The tax rebate, in effect, is a negative tax for people earning under $5400. Instead of paying tax, they will get a cash rebate from the Government of up to $750 for singles and $500 for each income earner in a double income family. The rebate is phased out from $38,000 to $60,000. It has the effect of raising the tax-free threshold for people earning under $60,000 without giving any benefit for people over $60,000. It also gives more help to single-income families than double-income families. The rebate will not apply to people with unearned income at certain levels.
The tax credit gives taxpayers 10 cents in the dollar for every dollar earned up to $30,000 (or more if there are children). It then plateaus and tapers until there is not credit at $60,000 (or up to $70,000 if there are children). This is more effective than changing tax rates because the credit goes up with income, giving incentives to join the workforce or work more hours.
Labor proposes only minor changes to the tax scales, to ensure inflation does not push people on $40,000 into the 43 cents in a dollar rate.
The main trouble with Labor’s proposals is that they could merely push out the heavy marginal tax problem and the problem of disincentive from people on $30,000 to people on between $60,000 and $70,000. Indeed, under both the Coalition and Labor’s proposals when combined with various present provisions, these people will find lots of government support falling off (as it should at that level) and lots of extra government nasties coming in, like superannuation and health-insurance extras. It will not be long before inflation and wage growth makes these wages levels more common. Would either major party promise (and stick to it) the indexation of tax rates. No; every adjustment that brings taxpayers back to where there were several years before is trumpeted as a “”tax cut”.
That said, it validates the point that Opposition Leader Kim Beazley made that tax requires constant attention because economic and social conditions are constantly changing. This Government has not made anything but the tiniest adjustment to tax in its two and half years. Labor in the 1990s adjusted the rates and as a result there was virtually no bracket creep.
Labor’s big problems is its failure to tax services. Despite Labor’s protestations, the wholesale sales tax is defective because it is has a shrinking base. Services are an expanding part of the economy. The WST is also administratively inefficient and is easy to avoid. A GST is not a panacea, but Australia should have one.
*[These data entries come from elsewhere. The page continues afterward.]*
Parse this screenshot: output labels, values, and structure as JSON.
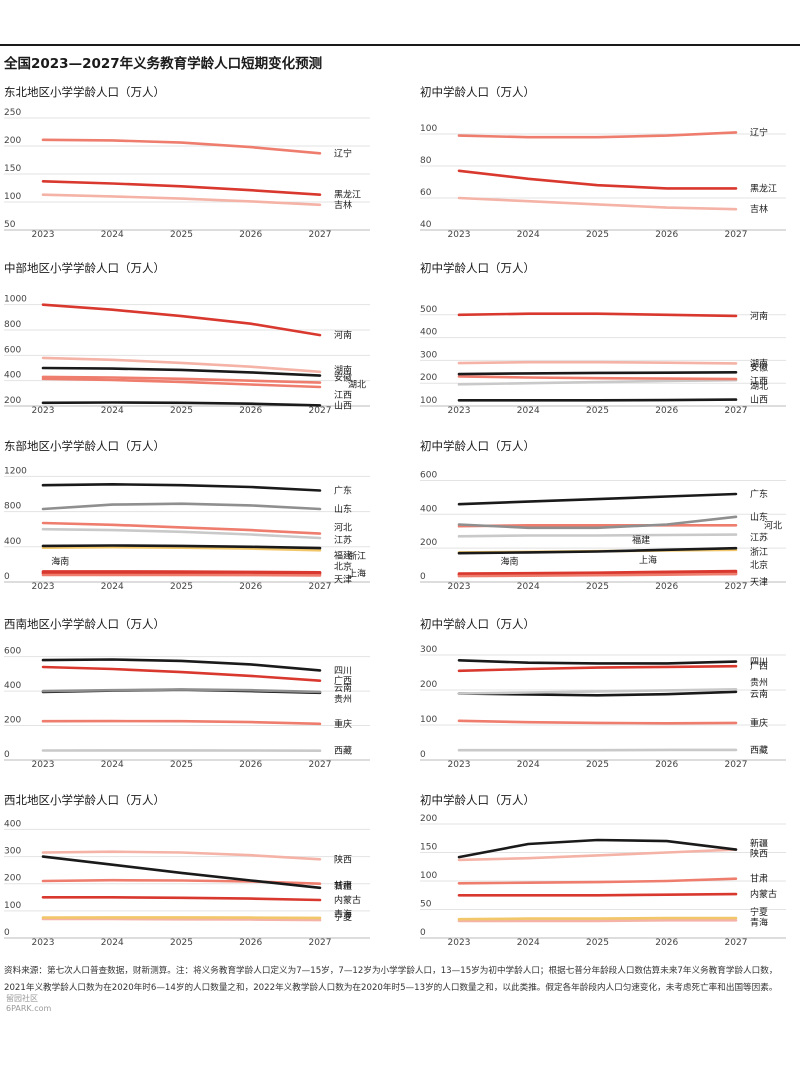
{
  "page": {
    "title": "全国2023—2027年义务教育学龄人口短期变化预测",
    "footnote_lines": [
      "资料来源：第七次人口普查数据，财新测算。注：将义务教育学龄人口定义为7—15岁，7—12岁为小学学龄人口，13—15岁为初中学龄人口；根据七普分年龄段人口数估算未来7年义务教育学龄人口数，",
      "2021年义教学龄人口数为在2020年时6—14岁的人口数量之和，2022年义教学龄人口数为在2020年时5—13岁的人口数量之和，以此类推。假定各年龄段内人口匀速变化，未考虑死亡率和出国等因素。"
    ],
    "watermark_lines": [
      "留园社区",
      "6PARK.com"
    ]
  },
  "colors": {
    "black": "#1a1a1a",
    "red": "#d9382e",
    "salmon": "#ee7d6e",
    "pink": "#f4b3a6",
    "gray": "#8f8f8f",
    "lightgray": "#c9c9c9",
    "yellow": "#f2c76a",
    "magenta": "#c44a6a"
  },
  "chart_data": [
    {
      "type": "line",
      "title": "东北地区小学学龄人口（万人）",
      "x": [
        "2023",
        "2024",
        "2025",
        "2026",
        "2027"
      ],
      "ylim": [
        50,
        250
      ],
      "yticks": [
        50,
        100,
        150,
        200,
        250
      ],
      "series": [
        {
          "name": "辽宁",
          "color": "salmon",
          "values": [
            211,
            210,
            206,
            198,
            187
          ]
        },
        {
          "name": "黑龙江",
          "color": "red",
          "values": [
            137,
            133,
            128,
            121,
            113
          ]
        },
        {
          "name": "吉林",
          "color": "pink",
          "values": [
            113,
            110,
            106,
            101,
            95
          ]
        }
      ]
    },
    {
      "type": "line",
      "title": "初中学龄人口（万人）",
      "x": [
        "2023",
        "2024",
        "2025",
        "2026",
        "2027"
      ],
      "ylim": [
        40,
        110
      ],
      "yticks": [
        40,
        60,
        80,
        100
      ],
      "series": [
        {
          "name": "辽宁",
          "color": "salmon",
          "values": [
            99,
            98,
            98,
            99,
            101
          ]
        },
        {
          "name": "黑龙江",
          "color": "red",
          "values": [
            77,
            72,
            68,
            66,
            66
          ]
        },
        {
          "name": "吉林",
          "color": "pink",
          "values": [
            60,
            58,
            56,
            54,
            53
          ]
        }
      ]
    },
    {
      "type": "line",
      "title": "中部地区小学学龄人口（万人）",
      "x": [
        "2023",
        "2024",
        "2025",
        "2026",
        "2027"
      ],
      "ylim": [
        200,
        1100
      ],
      "yticks": [
        200,
        400,
        600,
        800,
        1000
      ],
      "series": [
        {
          "name": "河南",
          "color": "red",
          "values": [
            1000,
            960,
            910,
            850,
            760
          ]
        },
        {
          "name": "湖南",
          "color": "pink",
          "values": [
            580,
            565,
            540,
            510,
            470
          ]
        },
        {
          "name": "安徽",
          "color": "black",
          "values": [
            500,
            495,
            485,
            465,
            440
          ]
        },
        {
          "name": "湖北",
          "color": "salmon",
          "values": [
            430,
            425,
            415,
            400,
            385
          ]
        },
        {
          "name": "江西",
          "color": "salmon",
          "values": [
            415,
            405,
            390,
            370,
            350
          ]
        },
        {
          "name": "山西",
          "color": "black",
          "values": [
            225,
            228,
            225,
            218,
            205
          ]
        }
      ]
    },
    {
      "type": "line",
      "title": "初中学龄人口（万人）",
      "x": [
        "2023",
        "2024",
        "2025",
        "2026",
        "2027"
      ],
      "ylim": [
        100,
        600
      ],
      "yticks": [
        100,
        200,
        300,
        400,
        500
      ],
      "series": [
        {
          "name": "河南",
          "color": "red",
          "values": [
            500,
            505,
            505,
            500,
            495
          ]
        },
        {
          "name": "湖南",
          "color": "pink",
          "values": [
            288,
            292,
            292,
            290,
            287
          ]
        },
        {
          "name": "安徽",
          "color": "black",
          "values": [
            240,
            243,
            245,
            246,
            248
          ]
        },
        {
          "name": "江西",
          "color": "salmon",
          "values": [
            230,
            225,
            222,
            220,
            218
          ]
        },
        {
          "name": "湖北",
          "color": "lightgray",
          "values": [
            195,
            200,
            205,
            210,
            213
          ]
        },
        {
          "name": "山西",
          "color": "black",
          "values": [
            125,
            125,
            125,
            126,
            128
          ]
        }
      ]
    },
    {
      "type": "line",
      "title": "东部地区小学学龄人口（万人）",
      "x": [
        "2023",
        "2024",
        "2025",
        "2026",
        "2027"
      ],
      "ylim": [
        0,
        1250
      ],
      "yticks": [
        0,
        400,
        800,
        1200
      ],
      "series": [
        {
          "name": "广东",
          "color": "black",
          "values": [
            1100,
            1110,
            1100,
            1080,
            1040
          ]
        },
        {
          "name": "山东",
          "color": "gray",
          "values": [
            830,
            880,
            890,
            870,
            830
          ]
        },
        {
          "name": "河北",
          "color": "salmon",
          "values": [
            670,
            650,
            620,
            590,
            550
          ]
        },
        {
          "name": "江苏",
          "color": "lightgray",
          "values": [
            600,
            590,
            570,
            540,
            500
          ]
        },
        {
          "name": "浙江",
          "color": "black",
          "values": [
            410,
            415,
            410,
            400,
            385
          ]
        },
        {
          "name": "福建",
          "color": "yellow",
          "values": [
            390,
            395,
            390,
            380,
            360
          ]
        },
        {
          "name": "北京",
          "color": "red",
          "values": [
            120,
            120,
            118,
            115,
            110
          ]
        },
        {
          "name": "天津",
          "color": "salmon",
          "values": [
            80,
            80,
            80,
            78,
            75
          ]
        },
        {
          "name": "上海",
          "color": "red",
          "values": [
            100,
            100,
            98,
            96,
            94
          ]
        },
        {
          "name": "海南",
          "color": "magenta",
          "values": [
            105,
            108,
            108,
            106,
            103
          ]
        }
      ]
    },
    {
      "type": "line",
      "title": "初中学龄人口（万人）",
      "x": [
        "2023",
        "2024",
        "2025",
        "2026",
        "2027"
      ],
      "ylim": [
        0,
        650
      ],
      "yticks": [
        0,
        200,
        400,
        600
      ],
      "series": [
        {
          "name": "广东",
          "color": "black",
          "values": [
            460,
            475,
            490,
            505,
            520
          ]
        },
        {
          "name": "山东",
          "color": "gray",
          "values": [
            340,
            320,
            320,
            340,
            385
          ]
        },
        {
          "name": "河北",
          "color": "salmon",
          "values": [
            330,
            335,
            335,
            335,
            335
          ]
        },
        {
          "name": "江苏",
          "color": "lightgray",
          "values": [
            270,
            275,
            275,
            278,
            280
          ]
        },
        {
          "name": "浙江",
          "color": "black",
          "values": [
            170,
            175,
            180,
            190,
            200
          ]
        },
        {
          "name": "福建",
          "color": "yellow",
          "values": [
            175,
            178,
            182,
            186,
            190
          ]
        },
        {
          "name": "北京",
          "color": "red",
          "values": [
            50,
            52,
            55,
            60,
            65
          ]
        },
        {
          "name": "天津",
          "color": "salmon",
          "values": [
            35,
            37,
            40,
            43,
            47
          ]
        },
        {
          "name": "上海",
          "color": "red",
          "values": [
            45,
            47,
            50,
            53,
            57
          ]
        },
        {
          "name": "海南",
          "color": "magenta",
          "values": [
            42,
            44,
            45,
            47,
            48
          ]
        }
      ]
    },
    {
      "type": "line",
      "title": "西南地区小学学龄人口（万人）",
      "x": [
        "2023",
        "2024",
        "2025",
        "2026",
        "2027"
      ],
      "ylim": [
        0,
        650
      ],
      "yticks": [
        0,
        200,
        400,
        600
      ],
      "series": [
        {
          "name": "四川",
          "color": "black",
          "values": [
            580,
            583,
            575,
            555,
            520
          ]
        },
        {
          "name": "广西",
          "color": "red",
          "values": [
            540,
            528,
            510,
            488,
            460
          ]
        },
        {
          "name": "云南",
          "color": "gray",
          "values": [
            400,
            405,
            410,
            405,
            395
          ]
        },
        {
          "name": "贵州",
          "color": "black",
          "values": [
            395,
            403,
            408,
            400,
            390
          ]
        },
        {
          "name": "重庆",
          "color": "salmon",
          "values": [
            225,
            226,
            225,
            220,
            210
          ]
        },
        {
          "name": "西藏",
          "color": "lightgray",
          "values": [
            55,
            56,
            56,
            55,
            54
          ]
        }
      ]
    },
    {
      "type": "line",
      "title": "初中学龄人口（万人）",
      "x": [
        "2023",
        "2024",
        "2025",
        "2026",
        "2027"
      ],
      "ylim": [
        0,
        320
      ],
      "yticks": [
        0,
        100,
        200,
        300
      ],
      "series": [
        {
          "name": "四川",
          "color": "black",
          "values": [
            285,
            278,
            276,
            276,
            281
          ]
        },
        {
          "name": "广西",
          "color": "red",
          "values": [
            255,
            260,
            264,
            266,
            268
          ]
        },
        {
          "name": "贵州",
          "color": "lightgray",
          "values": [
            190,
            193,
            196,
            199,
            202
          ]
        },
        {
          "name": "云南",
          "color": "black",
          "values": [
            190,
            187,
            185,
            188,
            195
          ]
        },
        {
          "name": "重庆",
          "color": "salmon",
          "values": [
            112,
            108,
            106,
            105,
            106
          ]
        },
        {
          "name": "西藏",
          "color": "lightgray",
          "values": [
            28,
            28,
            28,
            29,
            29
          ]
        }
      ]
    },
    {
      "type": "line",
      "title": "西北地区小学学龄人口（万人）",
      "x": [
        "2023",
        "2024",
        "2025",
        "2026",
        "2027"
      ],
      "ylim": [
        0,
        420
      ],
      "yticks": [
        0,
        100,
        200,
        300,
        400
      ],
      "series": [
        {
          "name": "陕西",
          "color": "pink",
          "values": [
            315,
            318,
            315,
            305,
            290
          ]
        },
        {
          "name": "新疆",
          "color": "black",
          "values": [
            300,
            270,
            240,
            212,
            185
          ]
        },
        {
          "name": "甘肃",
          "color": "salmon",
          "values": [
            210,
            213,
            212,
            208,
            200
          ]
        },
        {
          "name": "内蒙古",
          "color": "red",
          "values": [
            150,
            150,
            148,
            145,
            140
          ]
        },
        {
          "name": "宁夏",
          "color": "yellow",
          "values": [
            75,
            76,
            76,
            75,
            74
          ]
        },
        {
          "name": "青海",
          "color": "pink",
          "values": [
            70,
            70,
            69,
            68,
            66
          ]
        }
      ]
    },
    {
      "type": "line",
      "title": "初中学龄人口（万人）",
      "x": [
        "2023",
        "2024",
        "2025",
        "2026",
        "2027"
      ],
      "ylim": [
        0,
        200
      ],
      "yticks": [
        0,
        50,
        100,
        150,
        200
      ],
      "series": [
        {
          "name": "新疆",
          "color": "black",
          "values": [
            142,
            165,
            172,
            170,
            155
          ]
        },
        {
          "name": "陕西",
          "color": "pink",
          "values": [
            137,
            140,
            145,
            150,
            155
          ]
        },
        {
          "name": "甘肃",
          "color": "salmon",
          "values": [
            96,
            97,
            98,
            100,
            104
          ]
        },
        {
          "name": "内蒙古",
          "color": "red",
          "values": [
            75,
            75,
            75,
            76,
            77
          ]
        },
        {
          "name": "宁夏",
          "color": "yellow",
          "values": [
            33,
            34,
            34,
            35,
            35
          ]
        },
        {
          "name": "青海",
          "color": "pink",
          "values": [
            30,
            30,
            30,
            31,
            31
          ]
        }
      ]
    }
  ]
}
It is more efficient and gives government a more stable revenue stream to do the sorts of things that governments should do. And it is a better weapon against the black economy.
Politically, Mr Beazley has been fairly shrewd. He has neutralised the fist-full-of-dollars tax cuts promised by the Coalition for the vast bulk of voters. He can now concentrate on other matters so that tax does not dominate the election campaign. In particular, the Government is weak on its record: the waterfront, nursing homes, the jobs network, ministerial propriety, unemployment, Aboriginal reconciliation and dealing with Pauline Hanson’s One Nation.
It may be that the Government’s Charter of Budget honesty will reveal its budget bottom line is wonky in the face of changing economic circumstances. If that happens, Mr Beazley’s more prudent, less deficit-sapping tax proposals will look better, even though they fail to take the much-needed step of a broad-based goods and services tax.